Hi everyone,
I’m working on optimizing and compiling a custom ONNX model for deployment on the Hailo platform. So far, I’ve successfully parsed the ONNX into a HAR file and used a subset of images from my dataset to run the optimization.
However, I’m running into an error during the optimization phase, specifically related to a matmul2
layer. Here’s the error message:
AccelerasUnsupportedError: layer model/matmul2 does not support shift delta.
To overcome this issue you should force larger range at the inputs of the layer using command:
quantization_param([model/matmul2], force_range_in=[range_min, range_max], force_range_index=index)
Current input ranges:
input 0: [0.003, 0.006]
input 1: [-1.143, 1.311]
Suggested fix:
quantization_param([model/matmul2], force_range_in=[0.069, 0.138], force_range_index=0)
quantization_param([model/matmul2], force_range_in=[-26.209, 30.061], force_range_index=1)
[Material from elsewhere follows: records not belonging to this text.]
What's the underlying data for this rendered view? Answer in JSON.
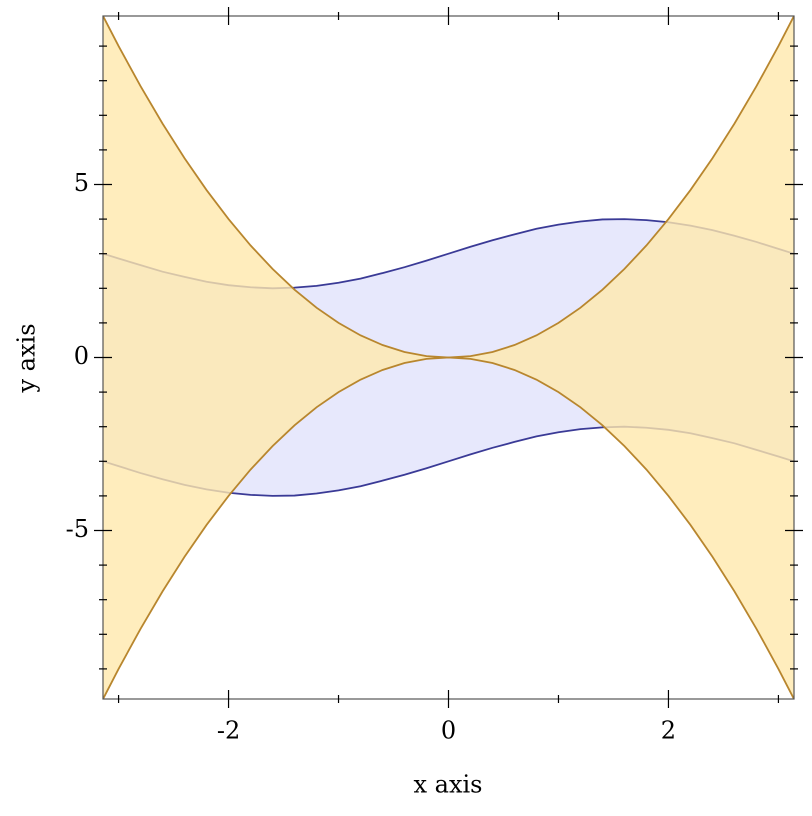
{
  "chart_data": {
    "type": "interval",
    "xlabel": "x axis",
    "ylabel": "y axis",
    "x": [
      -3.14,
      -3.0,
      -2.8,
      -2.6,
      -2.4,
      -2.2,
      -2.0,
      -1.8,
      -1.6,
      -1.4,
      -1.2,
      -1.0,
      -0.8,
      -0.6,
      -0.4,
      -0.2,
      0,
      0.2,
      0.4,
      0.6,
      0.8,
      1.0,
      1.2,
      1.4,
      1.6,
      1.8,
      2.0,
      2.2,
      2.4,
      2.6,
      2.8,
      3.0,
      3.14
    ],
    "series": [
      {
        "color": "#3a3a96",
        "fill": "#e4e6fc",
        "upper": [
          3.0,
          2.86,
          2.67,
          2.48,
          2.33,
          2.19,
          2.09,
          2.03,
          2.0,
          2.02,
          2.07,
          2.16,
          2.28,
          2.44,
          2.61,
          2.8,
          3.0,
          3.2,
          3.39,
          3.56,
          3.72,
          3.84,
          3.93,
          3.99,
          4.0,
          3.97,
          3.91,
          3.81,
          3.68,
          3.52,
          3.34,
          3.14,
          3.0
        ],
        "lower": [
          -3.0,
          -3.14,
          -3.34,
          -3.52,
          -3.68,
          -3.81,
          -3.91,
          -3.97,
          -4.0,
          -3.99,
          -3.93,
          -3.84,
          -3.72,
          -3.56,
          -3.39,
          -3.2,
          -3.0,
          -2.8,
          -2.61,
          -2.44,
          -2.28,
          -2.16,
          -2.07,
          -2.02,
          -2.0,
          -2.03,
          -2.09,
          -2.19,
          -2.33,
          -2.48,
          -2.67,
          -2.86,
          -3.0
        ]
      },
      {
        "color": "#b8862e",
        "fill": "#ffe9ad",
        "upper": [
          9.86,
          9,
          7.84,
          6.76,
          5.76,
          4.84,
          4,
          3.24,
          2.56,
          1.96,
          1.44,
          1,
          0.64,
          0.36,
          0.16,
          0.04,
          0,
          0.04,
          0.16,
          0.36,
          0.64,
          1,
          1.44,
          1.96,
          2.56,
          3.24,
          4,
          4.84,
          5.76,
          6.76,
          7.84,
          9,
          9.86
        ],
        "lower": [
          -9.86,
          -9,
          -7.84,
          -6.76,
          -5.76,
          -4.84,
          -4,
          -3.24,
          -2.56,
          -1.96,
          -1.44,
          -1,
          -0.64,
          -0.36,
          -0.16,
          -0.04,
          0,
          -0.04,
          -0.16,
          -0.36,
          -0.64,
          -1,
          -1.44,
          -1.96,
          -2.56,
          -3.24,
          -4,
          -4.84,
          -5.76,
          -6.76,
          -7.84,
          -9,
          -9.86
        ]
      }
    ],
    "xlim": [
      -3.1416,
      3.1416
    ],
    "ylim": [
      -9.87,
      9.87
    ],
    "xticks": [
      -2,
      0,
      2
    ],
    "yticks": [
      -5,
      0,
      5
    ],
    "xminorticks": [
      -3,
      -1,
      1,
      3
    ],
    "yminorticks": [
      -9,
      -8,
      -7,
      -6,
      -4,
      -3,
      -2,
      -1,
      1,
      2,
      3,
      4,
      6,
      7,
      8,
      9
    ]
  }
}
I tried adding these quantization_param
lines to the .alls
file, but ran into a validation error:
ValidationError: 1 validation error for ModelOptimizationConfig
translation_config → layers → model/matmul2 → force_range_in
0 must be in range (type=value_error)
To address that, I tried setting the first input range to [0, 0.138]
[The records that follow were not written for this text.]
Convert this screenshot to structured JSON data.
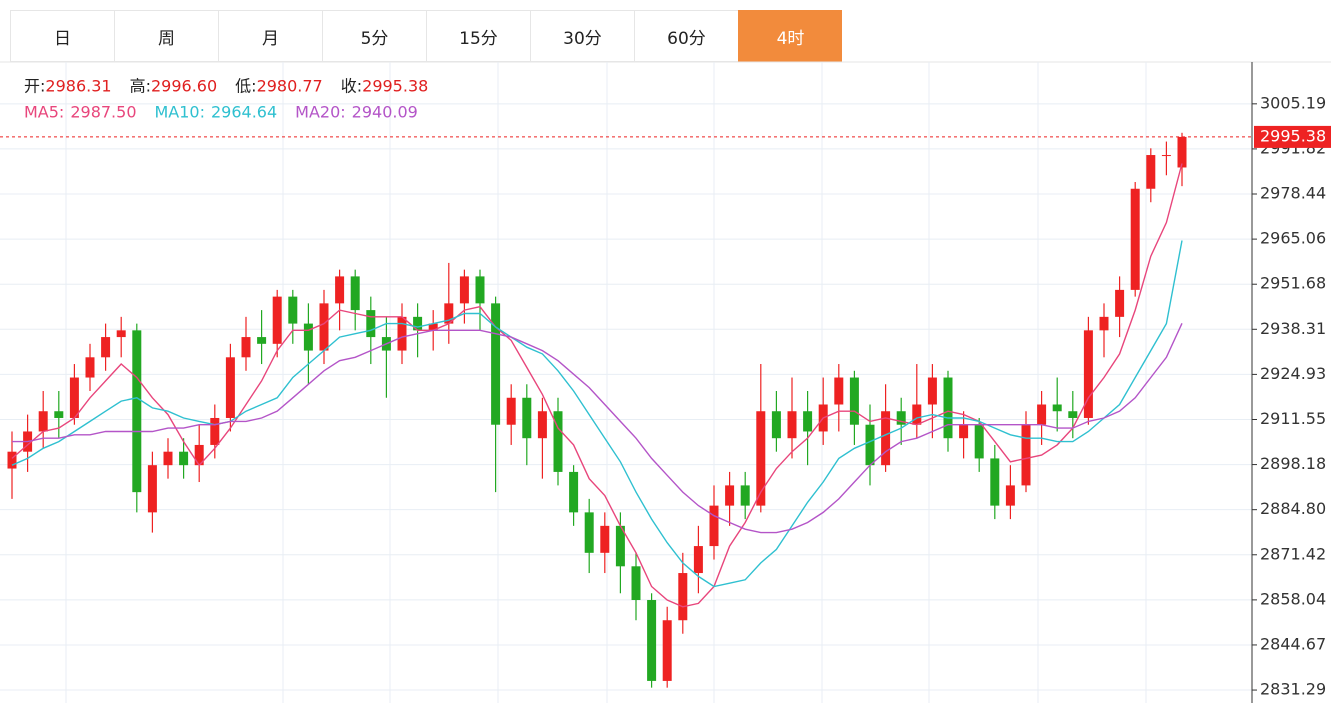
{
  "tabs": [
    "日",
    "周",
    "月",
    "5分",
    "15分",
    "30分",
    "60分",
    "4时"
  ],
  "active_tab": 7,
  "chart_data": {
    "type": "candlestick",
    "info": [
      {
        "label": "开:",
        "value": "2986.31"
      },
      {
        "label": "高:",
        "value": "2996.60"
      },
      {
        "label": "低:",
        "value": "2980.77"
      },
      {
        "label": "收:",
        "value": "2995.38"
      }
    ],
    "up_color": "#ee2222",
    "down_color": "#22a822",
    "open": [
      2897,
      2902,
      2908,
      2914,
      2912,
      2924,
      2930,
      2936,
      2938,
      2884,
      2898,
      2902,
      2898,
      2904,
      2912,
      2930,
      2936,
      2934,
      2948,
      2940,
      2932,
      2946,
      2954,
      2944,
      2936,
      2932,
      2942,
      2938,
      2940,
      2946,
      2954,
      2946,
      2910,
      2918,
      2906,
      2914,
      2896,
      2884,
      2872,
      2880,
      2868,
      2858,
      2834,
      2852,
      2866,
      2874,
      2886,
      2892,
      2886,
      2914,
      2906,
      2914,
      2908,
      2916,
      2924,
      2910,
      2898,
      2914,
      2910,
      2916,
      2924,
      2906,
      2910,
      2900,
      2886,
      2892,
      2910,
      2916,
      2914,
      2912,
      2938,
      2942,
      2950,
      2980,
      2990,
      2986.31
    ],
    "high": [
      2908,
      2913,
      2920,
      2920,
      2928,
      2934,
      2940,
      2942,
      2940,
      2902,
      2906,
      2906,
      2910,
      2916,
      2934,
      2942,
      2944,
      2950,
      2950,
      2946,
      2950,
      2956,
      2956,
      2948,
      2942,
      2946,
      2946,
      2944,
      2958,
      2956,
      2956,
      2948,
      2922,
      2922,
      2918,
      2918,
      2898,
      2888,
      2884,
      2884,
      2872,
      2860,
      2856,
      2872,
      2880,
      2892,
      2896,
      2896,
      2928,
      2920,
      2924,
      2920,
      2924,
      2928,
      2926,
      2916,
      2922,
      2918,
      2928,
      2928,
      2926,
      2914,
      2912,
      2904,
      2898,
      2914,
      2920,
      2924,
      2920,
      2942,
      2946,
      2954,
      2982,
      2992,
      2994,
      2996.6
    ],
    "low": [
      2888,
      2896,
      2903,
      2906,
      2910,
      2920,
      2926,
      2930,
      2884,
      2878,
      2894,
      2894,
      2893,
      2900,
      2908,
      2926,
      2928,
      2930,
      2934,
      2922,
      2928,
      2938,
      2938,
      2928,
      2918,
      2928,
      2930,
      2932,
      2934,
      2940,
      2938,
      2890,
      2904,
      2898,
      2894,
      2892,
      2880,
      2866,
      2866,
      2860,
      2852,
      2832,
      2832,
      2848,
      2860,
      2870,
      2880,
      2882,
      2884,
      2902,
      2900,
      2898,
      2904,
      2908,
      2904,
      2892,
      2896,
      2904,
      2906,
      2906,
      2902,
      2900,
      2896,
      2882,
      2882,
      2890,
      2904,
      2908,
      2906,
      2910,
      2930,
      2936,
      2948,
      2976,
      2984,
      2980.77
    ],
    "close": [
      2902,
      2908,
      2914,
      2912,
      2924,
      2930,
      2936,
      2938,
      2890,
      2898,
      2902,
      2898,
      2904,
      2912,
      2930,
      2936,
      2934,
      2948,
      2940,
      2932,
      2946,
      2954,
      2944,
      2936,
      2932,
      2942,
      2938,
      2940,
      2946,
      2954,
      2946,
      2910,
      2918,
      2906,
      2914,
      2896,
      2884,
      2872,
      2880,
      2868,
      2858,
      2834,
      2852,
      2866,
      2874,
      2886,
      2892,
      2886,
      2914,
      2906,
      2914,
      2908,
      2916,
      2924,
      2910,
      2898,
      2914,
      2910,
      2916,
      2924,
      2906,
      2910,
      2900,
      2886,
      2892,
      2910,
      2916,
      2914,
      2912,
      2938,
      2942,
      2950,
      2980,
      2990,
      2990,
      2995.38
    ],
    "series": [
      {
        "name": "MA5:",
        "color": "#e8467c",
        "legend_value": "2987.50",
        "values": [
          2900,
          2904,
          2908,
          2909,
          2912,
          2918,
          2923,
          2928,
          2924,
          2918,
          2913,
          2905,
          2898,
          2903,
          2909,
          2916,
          2923,
          2932,
          2938,
          2938,
          2940,
          2944,
          2943,
          2942,
          2942,
          2942,
          2938,
          2938,
          2940,
          2944,
          2945,
          2939,
          2935,
          2927,
          2919,
          2909,
          2904,
          2894,
          2889,
          2880,
          2872,
          2862,
          2858,
          2856,
          2857,
          2862,
          2874,
          2881,
          2890,
          2897,
          2902,
          2906,
          2912,
          2914,
          2914,
          2911,
          2912,
          2911,
          2910,
          2912,
          2914,
          2913,
          2911,
          2905,
          2899,
          2900,
          2901,
          2904,
          2909,
          2918,
          2924,
          2931,
          2944,
          2960,
          2970,
          2987.5
        ]
      },
      {
        "name": "MA10:",
        "color": "#2fc0d0",
        "legend_value": "2964.64",
        "values": [
          2898,
          2900,
          2903,
          2905,
          2908,
          2911,
          2914,
          2917,
          2918,
          2915,
          2914,
          2912,
          2911,
          2910,
          2911,
          2914,
          2916,
          2918,
          2924,
          2928,
          2932,
          2936,
          2937,
          2938,
          2940,
          2940,
          2939,
          2940,
          2941,
          2943,
          2943,
          2939,
          2936,
          2933,
          2931,
          2926,
          2920,
          2913,
          2906,
          2899,
          2890,
          2882,
          2875,
          2869,
          2865,
          2862,
          2863,
          2864,
          2869,
          2873,
          2880,
          2887,
          2893,
          2900,
          2903,
          2905,
          2907,
          2909,
          2912,
          2913,
          2912,
          2912,
          2911,
          2909,
          2907,
          2906,
          2906,
          2905,
          2905,
          2908,
          2912,
          2916,
          2924,
          2932,
          2940,
          2964.64
        ]
      },
      {
        "name": "MA20:",
        "color": "#b455c8",
        "legend_value": "2940.09",
        "values": [
          2905,
          2905,
          2906,
          2906,
          2907,
          2907,
          2908,
          2908,
          2908,
          2908,
          2909,
          2909,
          2910,
          2910,
          2911,
          2911,
          2912,
          2914,
          2918,
          2922,
          2926,
          2929,
          2930,
          2932,
          2934,
          2936,
          2937,
          2938,
          2938,
          2938,
          2938,
          2937,
          2936,
          2934,
          2932,
          2929,
          2925,
          2921,
          2916,
          2911,
          2906,
          2900,
          2895,
          2890,
          2886,
          2883,
          2881,
          2879,
          2878,
          2878,
          2879,
          2881,
          2884,
          2888,
          2893,
          2898,
          2902,
          2905,
          2906,
          2908,
          2910,
          2910,
          2910,
          2910,
          2910,
          2910,
          2910,
          2909,
          2909,
          2911,
          2912,
          2914,
          2918,
          2924,
          2930,
          2940.09
        ]
      }
    ],
    "ylim": [
      2827.45,
      3017.6
    ],
    "yticks": [
      3005.19,
      2991.82,
      2978.44,
      2965.06,
      2951.68,
      2938.31,
      2924.93,
      2911.55,
      2898.18,
      {
        "value": 2884.8,
        "label": "2884.80"
      },
      2871.42,
      2858.04,
      2844.67,
      2831.29
    ],
    "grid": true
  }
}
, which got past the validation, but the original shift delta
error still occurs — just with updated suggested ranges.
My questions:
- Is there a best practice for choosing
force_range_in
values that avoids this shifting issue? - Should I be scaling the input data differently during dataset preparation?
- Any tips for debugging or tuning range settings for custom layers like this?
Any guidance would be super appreciated — thanks in advance!